I think part of the reason we may not have appreciated this as readily before is that, when you go out into the real world and look for inequality, it’s necessarily visible. There aren’t many circumstances in which inequality is invisible. So I think, in the past, people may have been conflating the impact of inequality of wealth with the impact of visibility of wealth.

I also think that our findings have some implications that are important for firms. We found that there was an interaction between inequality and visibility. When equality was high, visibility was not harmful. But when inequality was high, visibility was harmful. What do I mean by that? Imagine you’re thinking about pay transparency in a firm. Basically, if the wage gap between the CEO and the line worker is, let’s say, on the order of five times, then you should publicize everyone’s pay. Everyone should know what everyone else is making. Everyone then becomes happier, more cooperative, and friendlier, and you generate more wealth in our experiments.

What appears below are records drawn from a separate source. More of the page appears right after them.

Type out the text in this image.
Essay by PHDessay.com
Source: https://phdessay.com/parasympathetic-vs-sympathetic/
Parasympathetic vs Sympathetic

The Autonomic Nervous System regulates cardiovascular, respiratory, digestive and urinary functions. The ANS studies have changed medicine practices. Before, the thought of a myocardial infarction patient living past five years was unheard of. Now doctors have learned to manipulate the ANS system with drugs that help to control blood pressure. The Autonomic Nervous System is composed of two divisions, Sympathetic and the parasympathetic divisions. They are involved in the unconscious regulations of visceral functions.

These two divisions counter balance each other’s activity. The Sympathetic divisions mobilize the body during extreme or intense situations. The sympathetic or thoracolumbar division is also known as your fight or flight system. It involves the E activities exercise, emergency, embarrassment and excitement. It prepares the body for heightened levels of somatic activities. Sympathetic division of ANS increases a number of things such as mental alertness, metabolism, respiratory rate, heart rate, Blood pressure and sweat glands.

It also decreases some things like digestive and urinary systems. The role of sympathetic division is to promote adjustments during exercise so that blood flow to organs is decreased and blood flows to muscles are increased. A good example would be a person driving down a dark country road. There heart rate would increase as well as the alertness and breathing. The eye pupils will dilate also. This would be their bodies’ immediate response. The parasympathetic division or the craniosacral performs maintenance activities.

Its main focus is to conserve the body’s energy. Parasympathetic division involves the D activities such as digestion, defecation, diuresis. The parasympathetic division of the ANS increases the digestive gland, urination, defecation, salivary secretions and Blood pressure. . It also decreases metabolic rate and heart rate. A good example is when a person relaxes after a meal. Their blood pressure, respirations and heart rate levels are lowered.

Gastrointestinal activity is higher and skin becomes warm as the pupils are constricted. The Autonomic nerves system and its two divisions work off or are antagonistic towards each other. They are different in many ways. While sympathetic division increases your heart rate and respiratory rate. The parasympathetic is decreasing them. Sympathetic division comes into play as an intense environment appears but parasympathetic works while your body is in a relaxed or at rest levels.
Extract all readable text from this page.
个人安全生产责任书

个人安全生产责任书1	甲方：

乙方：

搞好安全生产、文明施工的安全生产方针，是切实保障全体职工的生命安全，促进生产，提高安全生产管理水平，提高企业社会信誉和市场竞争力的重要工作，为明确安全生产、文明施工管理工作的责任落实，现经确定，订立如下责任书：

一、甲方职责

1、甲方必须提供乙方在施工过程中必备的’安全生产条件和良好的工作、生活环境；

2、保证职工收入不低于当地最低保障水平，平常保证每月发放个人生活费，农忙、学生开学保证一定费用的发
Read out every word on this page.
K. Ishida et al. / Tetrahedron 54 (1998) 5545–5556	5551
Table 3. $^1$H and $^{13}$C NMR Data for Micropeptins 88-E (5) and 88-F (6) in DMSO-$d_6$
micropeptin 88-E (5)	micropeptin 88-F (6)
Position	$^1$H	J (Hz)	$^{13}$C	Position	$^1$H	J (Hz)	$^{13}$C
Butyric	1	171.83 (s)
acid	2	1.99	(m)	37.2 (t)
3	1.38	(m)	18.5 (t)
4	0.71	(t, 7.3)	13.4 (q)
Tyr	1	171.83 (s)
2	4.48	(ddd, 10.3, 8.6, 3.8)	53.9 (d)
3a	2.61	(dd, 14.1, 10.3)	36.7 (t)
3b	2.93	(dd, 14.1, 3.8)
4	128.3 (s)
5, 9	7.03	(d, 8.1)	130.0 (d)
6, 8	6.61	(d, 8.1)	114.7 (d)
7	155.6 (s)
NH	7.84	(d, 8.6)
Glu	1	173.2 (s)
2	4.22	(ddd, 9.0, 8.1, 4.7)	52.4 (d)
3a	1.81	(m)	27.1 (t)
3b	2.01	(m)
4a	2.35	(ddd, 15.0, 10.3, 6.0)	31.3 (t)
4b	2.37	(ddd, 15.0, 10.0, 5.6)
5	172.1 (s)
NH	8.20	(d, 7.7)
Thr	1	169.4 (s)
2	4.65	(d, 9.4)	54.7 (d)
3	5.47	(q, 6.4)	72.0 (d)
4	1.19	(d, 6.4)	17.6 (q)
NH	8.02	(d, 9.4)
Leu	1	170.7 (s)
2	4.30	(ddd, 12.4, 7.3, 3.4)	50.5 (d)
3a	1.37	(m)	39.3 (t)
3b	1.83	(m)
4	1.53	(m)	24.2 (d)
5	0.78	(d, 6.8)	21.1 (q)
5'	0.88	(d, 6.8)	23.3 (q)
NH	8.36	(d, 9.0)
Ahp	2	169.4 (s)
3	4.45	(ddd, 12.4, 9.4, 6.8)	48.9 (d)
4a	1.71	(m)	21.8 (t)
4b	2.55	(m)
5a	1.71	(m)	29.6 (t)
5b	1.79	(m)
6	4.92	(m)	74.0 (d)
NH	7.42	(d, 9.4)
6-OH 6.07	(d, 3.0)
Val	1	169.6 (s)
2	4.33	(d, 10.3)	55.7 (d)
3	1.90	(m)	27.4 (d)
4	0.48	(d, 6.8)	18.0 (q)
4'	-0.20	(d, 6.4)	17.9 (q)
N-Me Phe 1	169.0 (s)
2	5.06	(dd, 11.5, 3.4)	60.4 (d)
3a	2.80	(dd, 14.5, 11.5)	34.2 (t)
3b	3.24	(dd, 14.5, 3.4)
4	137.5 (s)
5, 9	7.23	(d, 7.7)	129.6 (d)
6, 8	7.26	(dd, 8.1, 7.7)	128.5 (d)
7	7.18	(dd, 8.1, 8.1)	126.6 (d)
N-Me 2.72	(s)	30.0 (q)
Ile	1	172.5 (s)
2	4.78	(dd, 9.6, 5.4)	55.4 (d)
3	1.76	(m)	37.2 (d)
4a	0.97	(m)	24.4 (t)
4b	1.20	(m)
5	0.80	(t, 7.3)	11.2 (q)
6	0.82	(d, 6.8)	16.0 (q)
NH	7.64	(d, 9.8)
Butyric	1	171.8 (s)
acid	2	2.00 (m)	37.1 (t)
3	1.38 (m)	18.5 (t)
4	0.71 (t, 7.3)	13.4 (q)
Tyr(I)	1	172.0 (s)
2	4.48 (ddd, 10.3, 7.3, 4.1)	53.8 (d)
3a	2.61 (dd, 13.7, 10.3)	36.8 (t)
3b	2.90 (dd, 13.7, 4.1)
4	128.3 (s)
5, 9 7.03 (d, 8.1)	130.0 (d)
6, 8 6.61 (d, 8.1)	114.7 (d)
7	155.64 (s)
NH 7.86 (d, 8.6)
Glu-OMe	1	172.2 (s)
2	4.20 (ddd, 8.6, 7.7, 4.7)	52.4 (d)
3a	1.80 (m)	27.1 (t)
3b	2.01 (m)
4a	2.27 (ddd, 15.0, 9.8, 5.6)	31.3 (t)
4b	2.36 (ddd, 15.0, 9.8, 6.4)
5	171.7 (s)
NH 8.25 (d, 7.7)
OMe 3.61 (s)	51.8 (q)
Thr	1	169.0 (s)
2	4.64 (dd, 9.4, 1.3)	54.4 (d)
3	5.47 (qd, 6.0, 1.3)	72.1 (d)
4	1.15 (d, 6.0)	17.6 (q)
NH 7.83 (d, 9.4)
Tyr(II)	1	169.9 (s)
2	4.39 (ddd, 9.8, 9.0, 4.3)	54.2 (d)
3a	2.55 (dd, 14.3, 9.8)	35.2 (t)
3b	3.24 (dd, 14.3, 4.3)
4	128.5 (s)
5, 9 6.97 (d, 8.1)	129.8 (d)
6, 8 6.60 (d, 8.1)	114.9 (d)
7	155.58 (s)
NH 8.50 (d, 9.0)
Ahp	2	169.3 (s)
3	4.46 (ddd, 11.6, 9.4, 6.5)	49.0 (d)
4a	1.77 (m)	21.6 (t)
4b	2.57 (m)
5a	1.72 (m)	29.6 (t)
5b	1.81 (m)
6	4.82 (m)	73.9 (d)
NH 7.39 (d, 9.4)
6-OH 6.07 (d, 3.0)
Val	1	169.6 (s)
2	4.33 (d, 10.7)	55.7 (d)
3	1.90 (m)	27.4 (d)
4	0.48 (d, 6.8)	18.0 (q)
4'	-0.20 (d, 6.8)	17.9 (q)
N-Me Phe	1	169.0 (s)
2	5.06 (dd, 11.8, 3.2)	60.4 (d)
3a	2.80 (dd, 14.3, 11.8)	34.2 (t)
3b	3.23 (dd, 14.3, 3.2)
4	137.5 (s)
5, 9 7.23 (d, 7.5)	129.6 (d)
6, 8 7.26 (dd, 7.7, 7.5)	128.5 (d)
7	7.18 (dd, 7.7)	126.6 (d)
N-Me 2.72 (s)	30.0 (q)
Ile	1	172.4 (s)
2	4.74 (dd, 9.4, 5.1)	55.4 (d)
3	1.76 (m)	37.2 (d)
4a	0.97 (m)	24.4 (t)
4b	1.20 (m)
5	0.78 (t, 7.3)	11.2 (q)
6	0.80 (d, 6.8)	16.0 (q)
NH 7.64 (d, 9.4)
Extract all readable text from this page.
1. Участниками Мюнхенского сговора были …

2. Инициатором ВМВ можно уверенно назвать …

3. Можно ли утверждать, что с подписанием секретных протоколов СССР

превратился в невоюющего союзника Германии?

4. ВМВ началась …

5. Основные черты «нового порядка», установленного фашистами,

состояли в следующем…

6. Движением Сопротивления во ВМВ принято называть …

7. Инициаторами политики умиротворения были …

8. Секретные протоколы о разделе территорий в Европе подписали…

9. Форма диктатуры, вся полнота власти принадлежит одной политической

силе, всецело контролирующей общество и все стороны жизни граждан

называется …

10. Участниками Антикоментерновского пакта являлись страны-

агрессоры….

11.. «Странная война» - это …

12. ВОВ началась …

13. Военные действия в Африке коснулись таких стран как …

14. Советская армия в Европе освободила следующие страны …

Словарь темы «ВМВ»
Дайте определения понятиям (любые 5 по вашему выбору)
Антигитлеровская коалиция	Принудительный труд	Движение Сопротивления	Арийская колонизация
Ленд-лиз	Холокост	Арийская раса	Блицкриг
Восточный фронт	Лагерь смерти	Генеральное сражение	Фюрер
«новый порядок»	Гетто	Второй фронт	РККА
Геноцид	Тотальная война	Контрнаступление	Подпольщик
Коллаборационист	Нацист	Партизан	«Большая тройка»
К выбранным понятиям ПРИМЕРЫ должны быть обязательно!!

Conversely, if inequality is very high and the CEO makes, let’s say, 500 times what the line worker makes, do not publicize the inequality. That’s very corrosive. So the impact of flipping on the visibility switch varies depending on the baseline level of inequality. Our experiments were able to tease that apart.

There are other examples like that. Think about policies regarding uniforms in schools or in workplaces. Basically, those are invisibility cloaks. By implementing uniform policies, you prevent the public display of wealth. Those too can be thought of as tools to modulate the impact of inequality.

Those are just a couple of illustrations of this little experiment that we did, but we increasingly have become interested not just in the structure of networks, not just in the function of networks, but also in how you distribute people with certain attributes within the fabric of a social structure. That, too, can be highly relevant to how social networks affect our lives.